Eu descobri que eu tinha uma escolha

A escolha? Quem tem uma escolha quando tudo que eles querem fazer é morrer? Eu vou te dizer, porque achei a escolha. É por isso que eu estou sentado aqui, escrevendo isso agora, para pessoas que são como eu era antes. Um amigo meu está no hospital agora se perguntando se ela deve viver ou morrer. Pelo menos é isso que suas ações estão me dizendo. Eu nem sabia que havia muitas maneiras de tentar morrer em um hospital, até que ouvi todas as coisas que ela conseguiu tente na semana passada. Eu estava no hospital uma vez como ela era. Eu estava morrendo de fome-me a morte, muito deprimido, tendo flashbacks de ser estuprada, e querer morrer mais do que eu já tive na minha vida. Até que eu descobri a escolha.

Pode soar um pouco estranho falar de uma escolha no contexto das desesperadamente querer morrer, mas é a única palavra que se encaixa nessa parte da minha própria história aqui. Veja, eu nunca soube que eu tive uma escolha. Eu nunca soube que havia uma alternativa. Eu pensei que a única maneira, para fora da dor que eu estava, era a morte. Eu tinha tentado todas as formas destrutivas de sair da dor que eu tive a coragem de tentar, mas todos eles tinham deixado de trabalhar para mim. Acredite em mim ou não, eu nunca, nunca soube que não havia nenhuma outra maneira fora da minha dor que não seja algo permanente e final. Até que chegou à beira do precipício que eu te falei. Então lá estava eu, olhando para a morte na cara, a ousadia com que ele não me levar, e boom. Sim, boom. Assim mesmo.

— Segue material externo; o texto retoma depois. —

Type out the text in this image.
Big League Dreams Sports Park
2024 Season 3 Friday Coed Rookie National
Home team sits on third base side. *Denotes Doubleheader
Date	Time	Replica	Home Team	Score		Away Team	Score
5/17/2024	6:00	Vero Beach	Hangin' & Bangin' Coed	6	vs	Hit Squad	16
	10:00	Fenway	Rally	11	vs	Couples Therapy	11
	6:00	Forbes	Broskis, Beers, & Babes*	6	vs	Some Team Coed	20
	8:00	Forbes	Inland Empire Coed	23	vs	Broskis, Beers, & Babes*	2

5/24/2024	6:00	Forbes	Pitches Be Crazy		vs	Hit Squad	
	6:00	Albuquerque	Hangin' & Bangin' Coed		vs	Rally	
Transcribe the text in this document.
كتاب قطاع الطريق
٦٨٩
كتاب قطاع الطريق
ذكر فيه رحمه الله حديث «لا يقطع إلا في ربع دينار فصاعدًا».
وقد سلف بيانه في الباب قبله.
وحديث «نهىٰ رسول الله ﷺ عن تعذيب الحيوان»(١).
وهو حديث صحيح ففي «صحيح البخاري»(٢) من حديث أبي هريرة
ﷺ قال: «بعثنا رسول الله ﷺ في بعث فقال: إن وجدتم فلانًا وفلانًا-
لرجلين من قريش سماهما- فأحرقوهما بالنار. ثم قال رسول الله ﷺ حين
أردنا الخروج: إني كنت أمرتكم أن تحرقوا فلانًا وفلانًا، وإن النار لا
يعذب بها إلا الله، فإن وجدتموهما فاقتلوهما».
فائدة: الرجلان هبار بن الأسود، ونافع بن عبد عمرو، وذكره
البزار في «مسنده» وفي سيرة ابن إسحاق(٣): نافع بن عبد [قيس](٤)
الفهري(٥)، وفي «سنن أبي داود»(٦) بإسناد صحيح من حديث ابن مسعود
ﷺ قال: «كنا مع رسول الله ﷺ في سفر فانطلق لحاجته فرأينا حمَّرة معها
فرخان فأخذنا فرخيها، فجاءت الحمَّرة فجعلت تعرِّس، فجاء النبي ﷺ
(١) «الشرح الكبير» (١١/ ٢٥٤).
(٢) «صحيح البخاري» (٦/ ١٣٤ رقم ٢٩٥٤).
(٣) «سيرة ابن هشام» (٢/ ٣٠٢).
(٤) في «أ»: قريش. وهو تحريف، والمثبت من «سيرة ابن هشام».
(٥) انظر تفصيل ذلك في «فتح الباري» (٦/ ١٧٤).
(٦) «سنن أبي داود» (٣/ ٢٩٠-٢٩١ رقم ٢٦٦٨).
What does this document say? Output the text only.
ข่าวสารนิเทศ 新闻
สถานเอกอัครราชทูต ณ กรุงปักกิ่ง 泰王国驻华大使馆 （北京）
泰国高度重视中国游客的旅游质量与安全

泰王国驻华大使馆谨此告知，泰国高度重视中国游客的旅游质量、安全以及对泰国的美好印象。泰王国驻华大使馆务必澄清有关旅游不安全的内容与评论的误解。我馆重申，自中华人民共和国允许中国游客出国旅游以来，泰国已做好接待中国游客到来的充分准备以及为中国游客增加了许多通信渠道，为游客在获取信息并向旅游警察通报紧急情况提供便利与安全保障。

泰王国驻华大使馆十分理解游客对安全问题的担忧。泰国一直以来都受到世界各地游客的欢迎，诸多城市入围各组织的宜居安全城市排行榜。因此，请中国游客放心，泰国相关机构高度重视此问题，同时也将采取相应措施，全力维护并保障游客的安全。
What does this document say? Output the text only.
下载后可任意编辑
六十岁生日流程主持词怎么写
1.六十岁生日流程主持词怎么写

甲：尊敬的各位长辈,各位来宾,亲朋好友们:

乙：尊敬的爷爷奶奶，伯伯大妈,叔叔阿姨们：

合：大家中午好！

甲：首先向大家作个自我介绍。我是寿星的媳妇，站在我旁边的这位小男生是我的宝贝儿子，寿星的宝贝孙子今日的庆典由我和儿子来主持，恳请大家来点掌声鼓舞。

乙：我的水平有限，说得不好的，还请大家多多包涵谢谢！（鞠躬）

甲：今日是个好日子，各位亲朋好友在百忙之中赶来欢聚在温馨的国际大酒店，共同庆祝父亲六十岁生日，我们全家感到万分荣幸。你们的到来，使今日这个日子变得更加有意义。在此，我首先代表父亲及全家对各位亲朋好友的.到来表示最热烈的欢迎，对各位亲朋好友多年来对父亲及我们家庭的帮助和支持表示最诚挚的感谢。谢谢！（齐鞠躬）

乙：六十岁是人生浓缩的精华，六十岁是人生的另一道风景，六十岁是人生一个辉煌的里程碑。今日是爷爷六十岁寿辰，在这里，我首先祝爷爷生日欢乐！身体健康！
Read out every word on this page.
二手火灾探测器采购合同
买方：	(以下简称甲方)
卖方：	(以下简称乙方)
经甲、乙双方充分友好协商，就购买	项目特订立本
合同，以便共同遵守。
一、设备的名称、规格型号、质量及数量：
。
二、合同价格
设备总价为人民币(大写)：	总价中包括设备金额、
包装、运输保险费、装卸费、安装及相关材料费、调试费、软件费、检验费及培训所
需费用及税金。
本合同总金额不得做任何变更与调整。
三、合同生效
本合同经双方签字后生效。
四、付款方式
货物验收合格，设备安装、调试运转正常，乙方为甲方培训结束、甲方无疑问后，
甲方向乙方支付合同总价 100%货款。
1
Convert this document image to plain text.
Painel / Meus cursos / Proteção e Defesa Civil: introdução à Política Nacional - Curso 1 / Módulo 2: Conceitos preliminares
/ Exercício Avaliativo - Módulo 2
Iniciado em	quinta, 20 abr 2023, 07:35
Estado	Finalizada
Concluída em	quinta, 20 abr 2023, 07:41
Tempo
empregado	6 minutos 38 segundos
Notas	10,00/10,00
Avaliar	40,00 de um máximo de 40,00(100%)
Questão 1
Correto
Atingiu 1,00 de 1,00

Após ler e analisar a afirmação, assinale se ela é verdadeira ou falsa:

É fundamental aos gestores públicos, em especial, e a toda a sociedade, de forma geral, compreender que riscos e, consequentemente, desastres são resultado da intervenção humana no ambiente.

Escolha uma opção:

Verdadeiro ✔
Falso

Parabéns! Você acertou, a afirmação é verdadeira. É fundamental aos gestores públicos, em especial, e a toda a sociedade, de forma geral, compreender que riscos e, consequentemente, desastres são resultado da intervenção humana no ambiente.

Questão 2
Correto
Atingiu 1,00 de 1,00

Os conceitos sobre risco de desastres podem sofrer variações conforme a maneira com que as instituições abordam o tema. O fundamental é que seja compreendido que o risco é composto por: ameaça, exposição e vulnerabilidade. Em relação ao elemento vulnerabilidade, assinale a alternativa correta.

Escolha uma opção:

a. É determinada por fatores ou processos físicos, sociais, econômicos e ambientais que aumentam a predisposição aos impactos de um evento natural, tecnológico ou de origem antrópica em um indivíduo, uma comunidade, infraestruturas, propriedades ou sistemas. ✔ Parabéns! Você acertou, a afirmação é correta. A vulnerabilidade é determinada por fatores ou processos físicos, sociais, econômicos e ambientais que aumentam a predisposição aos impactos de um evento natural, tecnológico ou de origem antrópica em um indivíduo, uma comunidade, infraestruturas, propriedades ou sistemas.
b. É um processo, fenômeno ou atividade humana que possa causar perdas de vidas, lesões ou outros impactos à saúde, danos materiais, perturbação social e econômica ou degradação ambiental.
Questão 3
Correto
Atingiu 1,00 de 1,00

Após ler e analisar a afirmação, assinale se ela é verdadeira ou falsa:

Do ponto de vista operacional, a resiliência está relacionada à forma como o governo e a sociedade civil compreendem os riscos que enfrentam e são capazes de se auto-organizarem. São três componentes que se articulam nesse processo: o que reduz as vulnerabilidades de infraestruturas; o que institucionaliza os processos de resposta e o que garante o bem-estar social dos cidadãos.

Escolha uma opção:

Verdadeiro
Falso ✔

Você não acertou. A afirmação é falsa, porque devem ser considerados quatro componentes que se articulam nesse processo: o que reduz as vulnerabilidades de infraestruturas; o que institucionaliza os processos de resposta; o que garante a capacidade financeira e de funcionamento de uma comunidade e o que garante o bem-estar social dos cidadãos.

Eu percebi o quanto eu queria viver

Eu queria morrer tão mal que eu finalmente percebi o quanto eu queria viver. Percebi que não era o que eu queria a morte por si só. Eu vi que eu queria a vida sem dor. Eu não queria viver a vida se sentindo miserável mais. Eu queria a vida como as outras pessoas tinham. Eu queria me sentir viva e feliz, e alegre, como as outras pessoas andando pela rua. E então outra coisa muito estranha aconteceu. Tomei consciência de algo que eu não tinha conhecido antes. Agora lembre-se, eu tenho uma Ivy League educação, então não é que eu não sou um pouco inteligente. Mas acredite em mim ou não, eu nunca tinha percebido, até este ponto da minha vida, como incrivelmente morte final seria. E, de repente, quando eu queria morrer mais mal do que eu jamais queria morrer, eu percebi que eu nunca teria outra chance na vida. Que, não importa o quão ruim eu senti que minha vida tinha sido até este ponto, eu nunca mais teria a oportunidade de viver de qualquer maneira.

E assim me dei conta. Talvez eu tivesse uma escolha. A escolha? Sim, uma escolha. Talvez, apenas talvez, talvez houvesse alguma maneira eu poderia aprender a viver minha vida sem toda a dor. Mesmo se tudo deu certo que eu decidi o suicídio era a melhor opção, afinal, eu sempre poderia tomar essa decisão mais tarde. Eu sempre poderia voltar a essa alternativa. Mas uma vez eu me matado, eu nunca mais teria a chance de ter a vida que eu sempre quis. Um real. A um todo. Um bom.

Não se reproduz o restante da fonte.